Neutron Scattering Observation and Theory of Spin-Waves in Disordered Magnetic Insulators

Abstract

Neutron scattering provides a direct spectroscopic probe of the spin-wave response in substitutional disordered magnetic materials. The spin-wave frequencies, damping and detailed line shape may be determined from the measurements. For localized modes the measured structure factor may be Fourier transformed to give information on the extent to which the mode wave function is localized in space. Measurements have recently been made of two well-defined branches of the spin-wave dispersion relation for the split-band systems (Co,Mn)F₂ and K(Co,Mn)F₃, while for the single-band system (Mn, Zn) F₂ the spin-wave branch falls in frequency and broadens as the zinc concentration is increased.

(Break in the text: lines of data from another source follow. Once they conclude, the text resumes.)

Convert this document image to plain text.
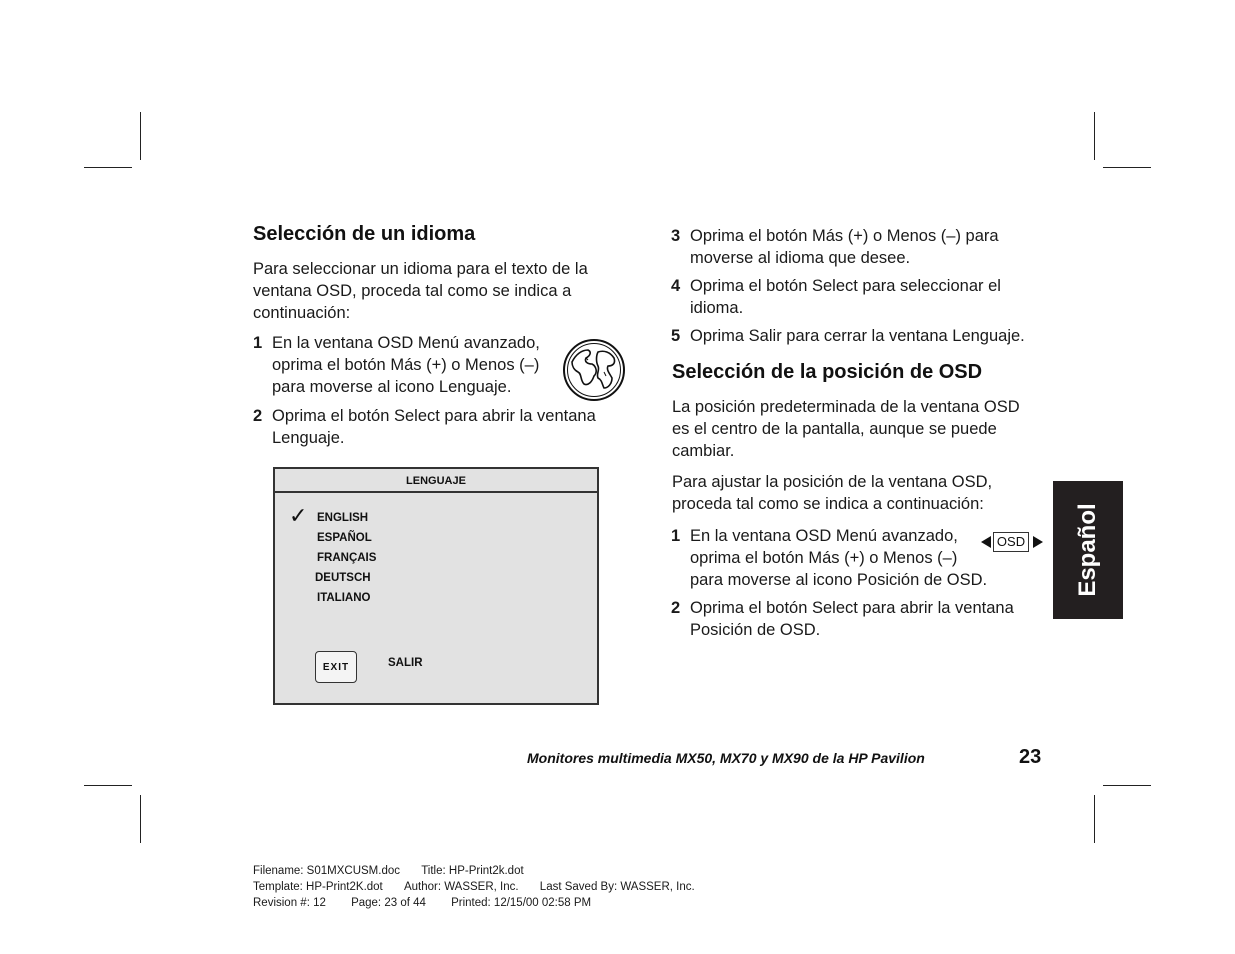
Selección de un idioma
Para seleccionar un idioma para el texto de la
ventana OSD, proceda tal como se indica a
continuación:
1 En la ventana OSD Menú avanzado,
oprima el botón Más (+) o Menos (–)
para moverse al icono Lenguaje.
2 Oprima el botón Select para abrir la ventana
Lenguaje.
LENGUAJE
✓ ENGLISH
ESPAÑOL
FRANÇAIS
DEUTSCH
ITALIANO
EXIT	SALIR
3 Oprima el botón Más (+) o Menos (–) para
moverse al idioma que desee.
4 Oprima el botón Select para seleccionar el
idioma.
5 Oprima Salir para cerrar la ventana Lenguaje.
Selección de la posición de OSD
La posición predeterminada de la ventana OSD
es el centro de la pantalla, aunque se puede
cambiar.
Para ajustar la posición de la ventana OSD,
proceda tal como se indica a continuación:
1 En la ventana OSD Menú avanzado,
oprima el botón Más (+) o Menos (–)
para moverse al icono Posición de OSD.
OSD
2 Oprima el botón Select para abrir la ventana
Posición de OSD.
Español
Monitores multimedia MX50, MX70 y MX90 de la HP Pavilion	23
Filename: S01MXCUSM.doc Title: HP-Print2k.dot
Template: HP-Print2K.dot Author: WASSER, Inc. Last Saved By: WASSER, Inc.
Revision #: 12 Page: 23 of 44 Printed: 12/15/00 02:58 PM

Near the critical zinc concentration for percolation, p_c, where the long range magnetic order disappears the spin-waves are found to be overdamped. The coherent potential approximation has recently been extended to apply to antiferromagnets, and it is now possible to calculate the spin-wave line shape for a quasi-binary alloy of any composition. The theory includes part of the effect of the off-diagonal randomness arising from the transverse exchange interactions as well as the differing interactions with the various neighboring clusters.

Research sponsored by the U. S. Atomic Energy Commission under contract with Union Carbide Corporation.